Sexism at work
Where does sexism come from?
Definition: gender stereotypes
Preconceived ideas whereby females and males are arbitrarily assigned characteristics and roles determined and limited by their gender.
Gender stereotypes underpin sexist behaviour and practices. Gender stereotypes do not need to be hostile to be harmful. Many workplace realities have been shaped by the belief that women and men have complementary characteristics, for example that men are individualistic and dominant, while women are caring and collaborative.
However, stereotypically masculine characteristics are frequently valued more highly than stereotypically feminine characteristics (examples given below), although there is evidence this is changing. This is also true in the work context, where professional development books and programmes frequently urge women to stop displaying stereotypically feminine behaviour if they want to advance in their careers.
I think the problem, to a very large degree, is that women are expected to be men. When you find toughness in female leaders, it’s because there are too few of them and they really have to work for it, in a very stereotypical male way.
Margrethe Vestager, European Commissioner
We create predictions about what people will do based on what we have encountered in the world. These predictions can be based on direct experience, as well as on representations in society and culture. Our minds work like ‘predictive texters’ to create stereotypes. These are the past truths, half-truths and untruths that we have picked up to help us get on with life quickly.
We are ‘rule scavengers’, seeking out laws in society to determine what characteristics we should display to fit in. The determination to create rules results in confirmation bias, where information that fits in with preconceived ideas is readily accepted, but information that challenges our beliefs is ignored.
We all create stereotypes, which manifest themselves as unconscious bias. In fact, studies have shown that people who believe they are objective, or that they are not sexist, are less objective and more likely to behave in a sexist way.
Gender stereotypes were first catalogued in the United States in the 1970s. They were based on the characteristics reported as being the most socially desirable in women and men. Stereotypically feminine attributes included gullibility, shyness and compassion, while stereotypically masculine attributes included aggressiveness, independence and leadership ability.

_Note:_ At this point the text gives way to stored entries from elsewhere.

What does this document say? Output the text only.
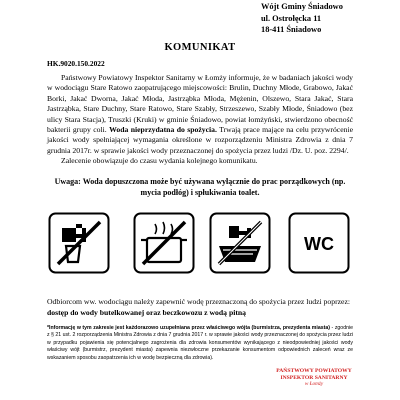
Wójt Gminy Śniadowo
ul. Ostrołęcka 11
18-411 Śniadowo
KOMUNIKAT
HK.9020.150.2022
Państwowy Powiatowy Inspektor Sanitarny w Łomży informuje, że w badaniach jakości wody w wodociągu Stare Ratowo zaopatrującego miejscowości: Brulin, Duchny Młode, Grabowo, Jakać Borki, Jakać Dworna, Jakać Młoda, Jastrząbka Młoda, Mężenin, Olszewo, Stara Jakać, Stara Jastrząbka, Stare Duchny, Stare Ratowo, Stare Szabły, Strzeszewo, Szabły Młode, Śniadowo (bez ulicy Stara Stacja), Truszki (Kruki) w gminie Śniadowo, powiat łomżyński, stwierdzono obecność bakterii grupy coli. Woda nieprzydatna do spożycia. Trwają prace mające na celu przywrócenie jakości wody spełniającej wymagania określone w rozporządzeniu Ministra Zdrowia z dnia 7 grudnia 2017r. w sprawie jakości wody przeznaczonej do spożycia przez ludzi /Dz. U. poz. 2294/.
Zalecenie obowiązuje do czasu wydania kolejnego komunikatu.
Uwaga: Woda dopuszczona może być używana wyłącznie do prac porządkowych (np. mycia podłóg) i spłukiwania toalet.
WC
Odbiorcom ww. wodociągu należy zapewnić wodę przeznaczoną do spożycia przez ludzi poprzez:
dostęp do wody butelkowanej oraz beczkowozu z wodą pitną
*Informację w tym zakresie jest każdorazowo uzupełniana przez właściwego wójta (burmistrza, prezydenta miasta) - zgodnie z § 21 ust. 2 rozporządzenia Ministra Zdrowia z dnia 7 grudnia 2017 r. w sprawie jakości wody przeznaczonej do spożycia przez ludzi w przypadku pojawienia się potencjalnego zagrożenia dla zdrowia konsumentów wynikającego z nieodpowiedniej jakości wody właściwy wójt (burmistrz, prezydent miasta) zapewnia niezwłoczne przekazanie konsumentom odpowiednich zaleceń wraz ze wskazaniem sposobu zaopatrzenia ich w wodę bezpieczną dla zdrowia).
PAŃSTWOWY POWIATOWY
INSPEKTOR SANITARNY
w Łomży
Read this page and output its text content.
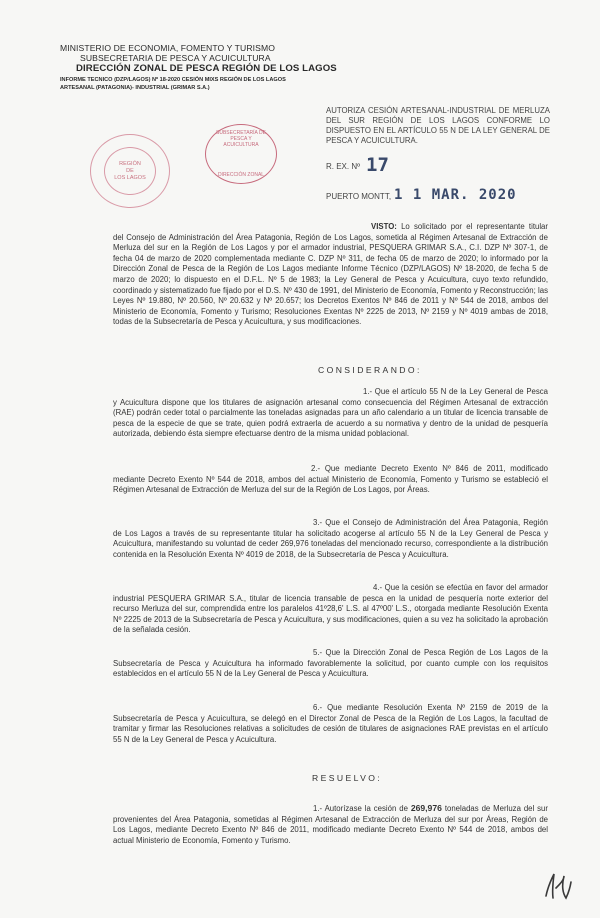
MINISTERIO DE ECONOMIA, FOMENTO Y TURISMO
SUBSECRETARIA DE PESCA Y ACUICULTURA
DIRECCIÓN ZONAL DE PESCA REGIÓN DE LOS LAGOS
INFORME TECNICO (DZP/LAGOS) Nº 18-2020 CESIÓN MIXS REGIÓN DE LOS LAGOS
ARTESANAL (PATAGONIA)- INDUSTRIAL (GRIMAR S.A.)
SUBSECRETARÍA DE PESCA Y ACUICULTURA
DIRECCIÓN ZONAL
REGIÓN
DE
LOS LAGOS
AUTORIZA CESIÓN ARTESANAL-INDUSTRIAL DE MERLUZA DEL SUR REGIÓN DE LOS LAGOS CONFORME LO DISPUESTO EN EL ARTÍCULO 55 N DE LA LEY GENERAL DE PESCA Y ACUICULTURA.
R. EX. Nº 17
PUERTO MONTT, 1 1 MAR. 2020
VISTO: Lo solicitado por el representante titular del Consejo de Administración del Área Patagonia, Región de Los Lagos, sometida al Régimen Artesanal de Extracción de Merluza del sur en la Región de Los Lagos y por el armador industrial, PESQUERA GRIMAR S.A., C.I. DZP Nº 307-1, de fecha 04 de marzo de 2020 complementada mediante C. DZP Nº 311, de fecha 05 de marzo de 2020; lo informado por la Dirección Zonal de Pesca de la Región de Los Lagos mediante Informe Técnico (DZP/LAGOS) Nº 18-2020, de fecha 5 de marzo de 2020; lo dispuesto en el D.F.L. Nº 5 de 1983; la Ley General de Pesca y Acuicultura, cuyo texto refundido, coordinado y sistematizado fue fijado por el D.S. Nº 430 de 1991, del Ministerio de Economía, Fomento y Reconstrucción; las Leyes Nº 19.880, Nº 20.560, Nº 20.632 y Nº 20.657; los Decretos Exentos Nº 846 de 2011 y Nº 544 de 2018, ambos del Ministerio de Economía, Fomento y Turismo; Resoluciones Exentas Nº 2225 de 2013, Nº 2159 y Nº 4019 ambas de 2018, todas de la Subsecretaría de Pesca y Acuicultura, y sus modificaciones.
CONSIDERANDO:
1.- Que el artículo 55 N de la Ley General de Pesca y Acuicultura dispone que los titulares de asignación artesanal como consecuencia del Régimen Artesanal de extracción (RAE) podrán ceder total o parcialmente las toneladas asignadas para un año calendario a un titular de licencia transable de pesca de la especie de que se trate, quien podrá extraerla de acuerdo a su normativa y dentro de la unidad de pesquería autorizada, debiendo ésta siempre efectuarse dentro de la misma unidad poblacional.
2.- Que mediante Decreto Exento Nº 846 de 2011, modificado mediante Decreto Exento Nº 544 de 2018, ambos del actual Ministerio de Economía, Fomento y Turismo se estableció el Régimen Artesanal de Extracción de Merluza del sur de la Región de Los Lagos, por Áreas.
3.- Que el Consejo de Administración del Área Patagonia, Región de Los Lagos a través de su representante titular ha solicitado acogerse al artículo 55 N de la Ley General de Pesca y Acuicultura, manifestando su voluntad de ceder 269,976 toneladas del mencionado recurso, correspondiente a la distribución contenida en la Resolución Exenta Nº 4019 de 2018, de la Subsecretaría de Pesca y Acuicultura.
4.- Que la cesión se efectúa en favor del armador industrial PESQUERA GRIMAR S.A., titular de licencia transable de pesca en la unidad de pesquería norte exterior del recurso Merluza del sur, comprendida entre los paralelos 41º28,6' L.S. al 47º00' L.S., otorgada mediante Resolución Exenta Nº 2225 de 2013 de la Subsecretaría de Pesca y Acuicultura, y sus modificaciones, quien a su vez ha solicitado la aprobación de la señalada cesión.
5.- Que la Dirección Zonal de Pesca Región de Los Lagos de la Subsecretaría de Pesca y Acuicultura ha informado favorablemente la solicitud, por cuanto cumple con los requisitos establecidos en el artículo 55 N de la Ley General de Pesca y Acuicultura.
6.- Que mediante Resolución Exenta Nº 2159 de 2019 de la Subsecretaría de Pesca y Acuicultura, se delegó en el Director Zonal de Pesca de la Región de Los Lagos, la facultad de tramitar y firmar las Resoluciones relativas a solicitudes de cesión de titulares de asignaciones RAE previstas en el artículo 55 N de la Ley General de Pesca y Acuicultura.
RESUELVO:
1.- Autorízase la cesión de 269,976 toneladas de Merluza del sur provenientes del Área Patagonia, sometidas al Régimen Artesanal de Extracción de Merluza del sur por Áreas, Región de Los Lagos, mediante Decreto Exento Nº 846 de 2011, modificado mediante Decreto Exento Nº 544 de 2018, ambos del actual Ministerio de Economía, Fomento y Turismo.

Although societal expectations around how women and men should behave have evolved since the 1970s, our perceptions of stereotypically feminine and stereotypically masculine behaviours continue to inform our societies and work contexts. Yet no evidence has been found that the brains of women and men are wired differently.
Unconscious biases around gender can intersect with biases around other social variables such as: age, ethnicity, migration status, sexual orientation and disability. This can serve to further limit employees belonging to multiple stigmatised identity groups. Indeed, research has found that multiple intersecting stigmatised identities are a risk factor for greater job insecurity.